A diario era visto en el Hospital Real de San Andrés “ayudando a los moribundos, consolando a los tristes y sirviendo la vianda a los enfermos”. Mortificaba sus sentidos atendiendo a los “enfermos del juicio” (orates) “en cuya irracional inmundicia hallaba copiosa materia su deseo”. A ellos les lavaba los pies y retiraba de su piel las sabandijas. De entre ellos, uno en especial le significo penitencia compleja. Se trataba de un enfermo mental que andaba siempre desnudo y hacia tiras cualquier vestimenta que le pusieran; además, aquellas tiras las usaba para hacer anillos en todos los dedos de sus manos y pies y rudos collares para su garganta, no sin antes mezclar la tela con sus propias heces.
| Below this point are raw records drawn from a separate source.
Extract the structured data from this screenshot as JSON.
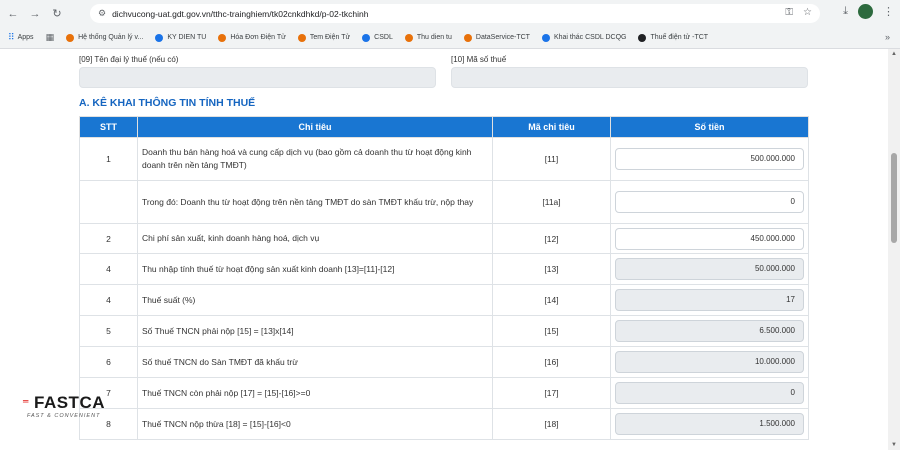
{
  "browser": {
    "url": "dichvucong-uat.gdt.gov.vn/tthc-trainghiem/tk02cnkdhkd/p-02-tkchinh",
    "apps_label": "Apps",
    "bookmarks": [
      {
        "label": "Hệ thống Quản lý v...",
        "color": "#e8710a"
      },
      {
        "label": "KY DIEN TU",
        "color": "#1a73e8"
      },
      {
        "label": "Hóa Đơn Điện Tử",
        "color": "#e8710a"
      },
      {
        "label": "Tem Điện Tử",
        "color": "#e8710a"
      },
      {
        "label": "CSDL",
        "color": "#1a73e8"
      },
      {
        "label": "Thu dien tu",
        "color": "#e8710a"
      },
      {
        "label": "DataService-TCT",
        "color": "#e8710a"
      },
      {
        "label": "Khai thác CSDL DCQG",
        "color": "#1a73e8"
      },
      {
        "label": "Thuế điện tử -TCT",
        "color": "#202124"
      }
    ],
    "more_bookmarks": "»"
  },
  "form": {
    "agent_name_label": "[09] Tên đại lý thuế (nếu có)",
    "agent_tax_code_label": "[10] Mã số thuế",
    "section_title": "A. KÊ KHAI THÔNG TIN TÍNH THUẾ",
    "columns": [
      "STT",
      "Chỉ tiêu",
      "Mã chỉ tiêu",
      "Số tiền"
    ],
    "rows": [
      {
        "stt": "1",
        "desc": "Doanh thu bán hàng hoá và cung cấp dịch vụ (bao gồm cả doanh thu từ hoạt động kinh doanh trên nền tảng TMĐT)",
        "code": "[11]",
        "amount": "500.000.000",
        "readonly": false,
        "height": 43
      },
      {
        "stt": "",
        "desc": "Trong đó: Doanh thu từ hoạt động trên nền tảng TMĐT do sàn TMĐT khấu trừ, nộp thay",
        "code": "[11a]",
        "amount": "0",
        "readonly": false,
        "height": 43
      },
      {
        "stt": "2",
        "desc": "Chi phí sản xuất, kinh doanh hàng hoá, dịch vụ",
        "code": "[12]",
        "amount": "450.000.000",
        "readonly": false,
        "height": 30
      },
      {
        "stt": "4",
        "desc": "Thu nhập tính thuế từ hoạt động sản xuất kinh doanh [13]=[11]-[12]",
        "code": "[13]",
        "amount": "50.000.000",
        "readonly": true,
        "height": 31
      },
      {
        "stt": "4",
        "desc": "Thuế suất (%)",
        "code": "[14]",
        "amount": "17",
        "readonly": true,
        "height": 31
      },
      {
        "stt": "5",
        "desc": "Số Thuế TNCN phải nộp [15] = [13]x[14]",
        "code": "[15]",
        "amount": "6.500.000",
        "readonly": true,
        "height": 31
      },
      {
        "stt": "6",
        "desc": "Số thuế TNCN do Sàn TMĐT đã khấu trừ",
        "code": "[16]",
        "amount": "10.000.000",
        "readonly": true,
        "height": 31
      },
      {
        "stt": "7",
        "desc": "Thuế TNCN còn phải nộp [17] = [15]-[16]>=0",
        "code": "[17]",
        "amount": "0",
        "readonly": true,
        "height": 31
      },
      {
        "stt": "8",
        "desc": "Thuế TNCN nộp thừa [18] = [15]-[16]<0",
        "code": "[18]",
        "amount": "1.500.000",
        "readonly": true,
        "height": 31
      }
    ]
  },
  "logo": {
    "name": "FASTCA",
    "tagline": "FAST & CONVENIENT"
  },
  "colors": {
    "header_blue": "#1976d2",
    "title_blue": "#1565c0",
    "logo_red": "#e53935"
  }
}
El Venerable Siervo de Dios gastaba largo tiempo en cortar con tijera tales anillos y collares “tolerando su limpísimo genio insufribles asaltos de inmundicia”. Su labor continuaba al bañar al enfermo con sus propias manos para luego vestirlo con nuevas vestimentas y recostarlo en su humilde lecho. Todo esto lo hacía con inmenso amor, a pesar de saber que todo aquello se repetiría día tras día.
Las mortificaciones causaron en el Siervo de Dios un cambio notorio pues “este glorioso empeño con que quebranto todos los bríos de la carne, le fue vistiendo de ligeras plumas el espíritu, con las cuales remontándose, como águila generosa, sobre todos los montes de lo terreno, colocaba su nido en la arduidad de la divina contemplación; y copiando de esta real ave, la ardiente complexión, con imperturbable pupila, registraba los rayos del divino sol de justicia, trasladando no solo a los ojos de su perspicaz entendimiento, sus inefables luces, si también a la voluntad, sus amorosos incendios… la copia de fervientes lagrimas, la singular devoción y conato con que ofrecía a Dios el tremendo sacrificio de la Misa y ejecutaba los dilatados ejercicios de María de la Antigua, la Vía Sacra, el rosario y otras devociones, mostraban con claridad, cuan inflamado tenía el corazón…” Cuánto dinero recibía de su padre lo usaba en comprar golosinas para los niños más pobres (las cuales escondía en sus mangas) y en financiar cada una de sus obras de caridad.